Türkiye, tarihinin en kara günlerinden bir tanesine 6 Şubat sabahında uyandı. Ülkenin güneydoğusundan gelen peş peşe deprem haberleriyle sarsılan vatandaşlar uzun yıllar boyunca atlatamayacakları ve hafızalarından silemeyecekleri anlara şahit oldular.

On binlerce vatandaşını enkaz altında kaybeden Türkiye, o dönem adeta birbirine kenetlenerek depremzede vatandaşlar için yardım kampanyaları düzenlemiş ve yaraları sarmak için seferber olmuştu.

Türkiye’de gündem Mayıs ayına kadar deprem oldu. Tüm haberler depremler üzerine yapılırken, Mayıs ayında bütün gözler seçimlere döndü. O tarihten sonra ise depremzede vatandaşlar unutularak, kaderlerine terk edilmeye başlandı.

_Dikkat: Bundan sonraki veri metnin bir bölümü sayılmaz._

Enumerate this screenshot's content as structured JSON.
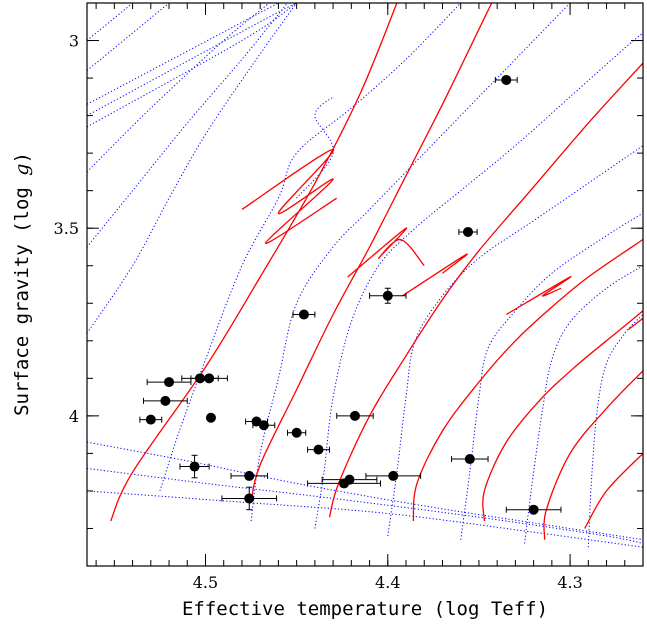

Kaderine terk edilen şehirlerin başında ise Hatay geliyor. Yaz boyunca su sorunuyla mücadele etmek zorunda kalan Hataylı depremzedeler, kışın yaklaşmasıyla birlikte kara kara düşünmeye başladılar. Hatay’da barınma sorunu bir numaralı gündem maddesi oldu.

Hatay Valisi Mustafa Masatlı, sorun teşkil eden tüm alanlarda planlama yaptıklarını ve çalışmalarını yürüttüklerini belirterek, “güncel olarak rakamlar ifade etmem gerekirse acil yıkılacak, yıkık ve ağır hasarlı yapı sayısı 79 bin 150’dir. Bu binalardan enkazı kaldırılan bina sayısı da 46 bin 600 ’dür. Genel manada bakarsak yüzde 68 civarında enkaz kaldırma işin tamamlamış durumdayız” dedi.

BATTANİYE VE KIŞLIK GİYECEK İHTİYACI VAR

Enkaz kaldırma çalışmaları hızla devam ederken, depremzede vatandaşlar konteynerlerin yanı sıra hala çadırlarda kalmaya devam ediyorlar. Kış yaklaşırken bu çadırlarda ısınma sorunun nasıl giderileceği ise vatandaşları düşündürüyor.

Bölgeden gelen bilgilere göre, depremzede vatandaşların ciddi miktarlarda battaniye ve kışlık giyecek ihtiyaçları bulunuyor. Bu anlamda hem devlet görevlilerinin, hem sivil toplum kuruluşlarının hem de diğer şehirlerde yaşayan vatandaşların yeniden yardım kampanyaları düzenleyerek bu ihtiyaçları karşılamak için seferber olması talep ediliyor.

ULAŞIM BÜYÜK SORUN

Hatay şiddetli depremlerin etkisiyle birlikte adeta yerle bir oldu. Bu yıkıcı etkiden ulaşımın sağlanması için kullanılan yollar da büyük ölçüde etkilendi. Ancak üzerinden aylar geçmesine rağmen yollardaki bu hasarlar bir türlü giderilemedi. Vatandaşların bu konuda da ciddi şikayetlerinin olduğu ve büyük mağduriyetler yaşadıkları belirtildi.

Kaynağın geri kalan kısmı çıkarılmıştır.